The prerequisite for taking this third path through this infrastructure is the Ascend ecosystem. At the beginning of this year, when DeepSeek became extremely popular, Huawei Cloud and Silicon - based Flow deployed DeepSeek - R1/V3 on the Ascend CloudMatrix 384 super - node, and the inference efficiency at that time could match that of NVIDIA H800. This means that domestic computing power can already offer usable performance in the inference of mainstream large models.
From the Computing Power Base to Industry Implementation, Betting on the "Most Open Cloud"
If the base solves the problem of "where the computing power comes from", Huawei Cloud wants to focus more on "where the Tokens go" - how they can be applied to the productivity of specific industries.
Going one step further, Huawei Cloud has launched a public beta of the Zhiguo AgentArts enterprise - level agent platform, and at the same time, the open - source version, openJiuwen, has been launched. The core of the open - source version has more than 90% homology with the enterprise version.
Regarding the differentiating factors of Huawei Cloud in the AI era, Zhou Yuefeng repeatedly emphasized that Huawei Cloud has an ecosystem with open Ascend and Kunpeng computing power, an open - source Euler operating system, and an open - source ModelArts toolchain. It is the "most open cloud in the agent era".
This openness also extends to the model ecosystem. At the conference, Huawei Cloud, in collaboration with more than 20 model providers such as Zhipu, DeepSeek, Kimi, Jieyue Xingchen, and Baidu, jointly launched the "Hundreds of Models, Thousands of Forms" cooperation plan.
What Zhou Yuefeng truly regards as the "productivity landing point" is the industry scenarios.
Currently, Huawei Cloud has helped enterprises in many industries and scenarios to utilize AI. For example, the CloudRobo development platform launched by Huawei Cloud for the embodied intelligence industry enables small and medium - sized enterprises to access and share data and models at a low cost.
"There are more than 300 embodied intelligence startups in China, and their scales are not large. It would be too much of a burden for them to build their own computing power and data chains independently," Zhou Yuefeng explained.
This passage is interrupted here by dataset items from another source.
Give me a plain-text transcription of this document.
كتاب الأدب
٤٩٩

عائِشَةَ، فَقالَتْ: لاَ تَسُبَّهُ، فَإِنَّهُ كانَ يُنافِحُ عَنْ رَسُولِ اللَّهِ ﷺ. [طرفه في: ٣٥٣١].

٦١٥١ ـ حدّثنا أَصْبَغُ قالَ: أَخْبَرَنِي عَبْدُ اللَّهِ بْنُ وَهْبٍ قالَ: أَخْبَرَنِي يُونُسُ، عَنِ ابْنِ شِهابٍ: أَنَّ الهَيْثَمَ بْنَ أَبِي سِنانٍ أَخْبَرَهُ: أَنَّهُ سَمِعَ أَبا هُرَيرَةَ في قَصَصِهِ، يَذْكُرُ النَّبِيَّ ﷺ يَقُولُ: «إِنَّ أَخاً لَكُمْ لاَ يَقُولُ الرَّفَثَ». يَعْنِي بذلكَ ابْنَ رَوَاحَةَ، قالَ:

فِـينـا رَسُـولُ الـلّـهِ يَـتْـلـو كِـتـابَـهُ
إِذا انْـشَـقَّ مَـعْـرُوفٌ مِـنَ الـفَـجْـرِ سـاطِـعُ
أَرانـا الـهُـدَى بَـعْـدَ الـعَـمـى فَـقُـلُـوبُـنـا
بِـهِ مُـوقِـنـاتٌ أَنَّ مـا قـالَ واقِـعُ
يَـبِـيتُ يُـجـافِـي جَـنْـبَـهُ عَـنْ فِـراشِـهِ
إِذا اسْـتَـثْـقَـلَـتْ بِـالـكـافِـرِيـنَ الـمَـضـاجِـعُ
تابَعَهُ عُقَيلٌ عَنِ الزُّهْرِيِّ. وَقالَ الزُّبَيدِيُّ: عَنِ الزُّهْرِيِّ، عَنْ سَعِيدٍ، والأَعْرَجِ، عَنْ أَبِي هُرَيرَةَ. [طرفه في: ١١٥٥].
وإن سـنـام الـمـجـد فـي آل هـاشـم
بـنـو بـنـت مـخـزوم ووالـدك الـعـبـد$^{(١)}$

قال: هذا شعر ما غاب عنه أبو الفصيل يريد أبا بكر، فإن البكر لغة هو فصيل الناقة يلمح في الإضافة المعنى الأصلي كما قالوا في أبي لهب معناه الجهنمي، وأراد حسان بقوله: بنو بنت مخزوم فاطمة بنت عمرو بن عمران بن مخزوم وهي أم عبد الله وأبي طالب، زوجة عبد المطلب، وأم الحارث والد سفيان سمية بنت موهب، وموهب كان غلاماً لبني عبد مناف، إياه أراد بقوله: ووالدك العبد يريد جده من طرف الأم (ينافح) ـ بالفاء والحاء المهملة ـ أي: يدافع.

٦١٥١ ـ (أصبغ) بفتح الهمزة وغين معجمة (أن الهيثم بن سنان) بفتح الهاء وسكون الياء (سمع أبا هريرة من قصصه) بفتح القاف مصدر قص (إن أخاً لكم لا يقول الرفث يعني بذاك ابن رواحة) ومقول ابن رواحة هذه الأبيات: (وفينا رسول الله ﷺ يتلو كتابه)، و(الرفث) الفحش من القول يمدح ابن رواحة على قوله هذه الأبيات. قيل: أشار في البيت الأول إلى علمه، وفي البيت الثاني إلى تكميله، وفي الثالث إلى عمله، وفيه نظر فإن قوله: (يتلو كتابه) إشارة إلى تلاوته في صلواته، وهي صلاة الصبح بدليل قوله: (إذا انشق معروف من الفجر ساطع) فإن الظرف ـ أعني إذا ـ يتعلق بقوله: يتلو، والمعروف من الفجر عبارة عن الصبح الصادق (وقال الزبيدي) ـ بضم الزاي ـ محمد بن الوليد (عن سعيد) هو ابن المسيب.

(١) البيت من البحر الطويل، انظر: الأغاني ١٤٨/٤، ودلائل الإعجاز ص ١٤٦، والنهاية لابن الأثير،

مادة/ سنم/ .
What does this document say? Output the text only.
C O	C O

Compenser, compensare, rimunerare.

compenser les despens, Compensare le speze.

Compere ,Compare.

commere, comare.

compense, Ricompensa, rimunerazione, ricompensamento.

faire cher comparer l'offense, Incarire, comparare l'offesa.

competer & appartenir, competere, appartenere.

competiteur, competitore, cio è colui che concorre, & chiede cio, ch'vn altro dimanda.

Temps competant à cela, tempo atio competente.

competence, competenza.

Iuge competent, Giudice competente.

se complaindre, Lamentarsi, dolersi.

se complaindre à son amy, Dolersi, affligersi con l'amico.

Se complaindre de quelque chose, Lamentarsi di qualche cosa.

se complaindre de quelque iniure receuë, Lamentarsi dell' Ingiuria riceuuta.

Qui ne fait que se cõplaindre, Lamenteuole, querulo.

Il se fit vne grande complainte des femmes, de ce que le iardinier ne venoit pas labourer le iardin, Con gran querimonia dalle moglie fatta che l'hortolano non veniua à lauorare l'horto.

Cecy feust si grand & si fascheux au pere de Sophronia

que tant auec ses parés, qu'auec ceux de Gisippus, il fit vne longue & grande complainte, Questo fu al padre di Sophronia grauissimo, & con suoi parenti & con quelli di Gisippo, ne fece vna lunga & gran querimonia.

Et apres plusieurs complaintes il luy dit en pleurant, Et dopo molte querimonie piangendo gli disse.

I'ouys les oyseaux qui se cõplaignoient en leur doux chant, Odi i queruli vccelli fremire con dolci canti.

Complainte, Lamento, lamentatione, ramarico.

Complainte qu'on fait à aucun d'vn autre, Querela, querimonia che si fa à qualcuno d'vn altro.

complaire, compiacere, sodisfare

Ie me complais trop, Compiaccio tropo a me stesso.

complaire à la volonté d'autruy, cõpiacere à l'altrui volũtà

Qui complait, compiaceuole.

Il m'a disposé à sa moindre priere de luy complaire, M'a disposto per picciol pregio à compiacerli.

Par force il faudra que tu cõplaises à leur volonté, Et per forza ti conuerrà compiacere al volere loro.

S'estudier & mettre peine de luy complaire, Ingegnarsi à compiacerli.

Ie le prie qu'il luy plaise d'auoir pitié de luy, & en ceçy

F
The medical industry is one of the key industries that Huawei Cloud has invested in. Previously, Huawei established a medical business group in 2025. After the arrival of the large - model era, Huawei Cloud now has a typical case.
Currently, there are only about 20,000 doctors in China who can examine pathological slices, resulting in a huge shortage. The misdiagnosis rate of pathological examinations in remote hospitals is relatively high.
In response to this problem, the pathological large model jointly developed by Huawei Cloud and Ruijin Hospital has been launched. This model enables county - level and prefecture - level hospitals to access the diagnostic capabilities of top - tier hospitals through the cloud, eliminating the need for patients to travel long distances.
In addition, considering the concerns of governments, financial institutions, and central state - owned enterprises about data security and localization, Huawei Cloud has also simultaneously released a hybrid - cloud white paper for agents and a confidential computing solution, taking a "two - pronged approach" with public cloud and private cloud.
"Huawei Cloud aims to be the silicon - based fertile ground." Zhou Yuefeng repeatedly mentioned that Huawei Cloud wants to build a "second computing power plane". This means not comparing the scale of domestic computing power with that of "global - sourced" computing power like NVIDIA, but providing global developers with an additional technical route and an ecosystem option.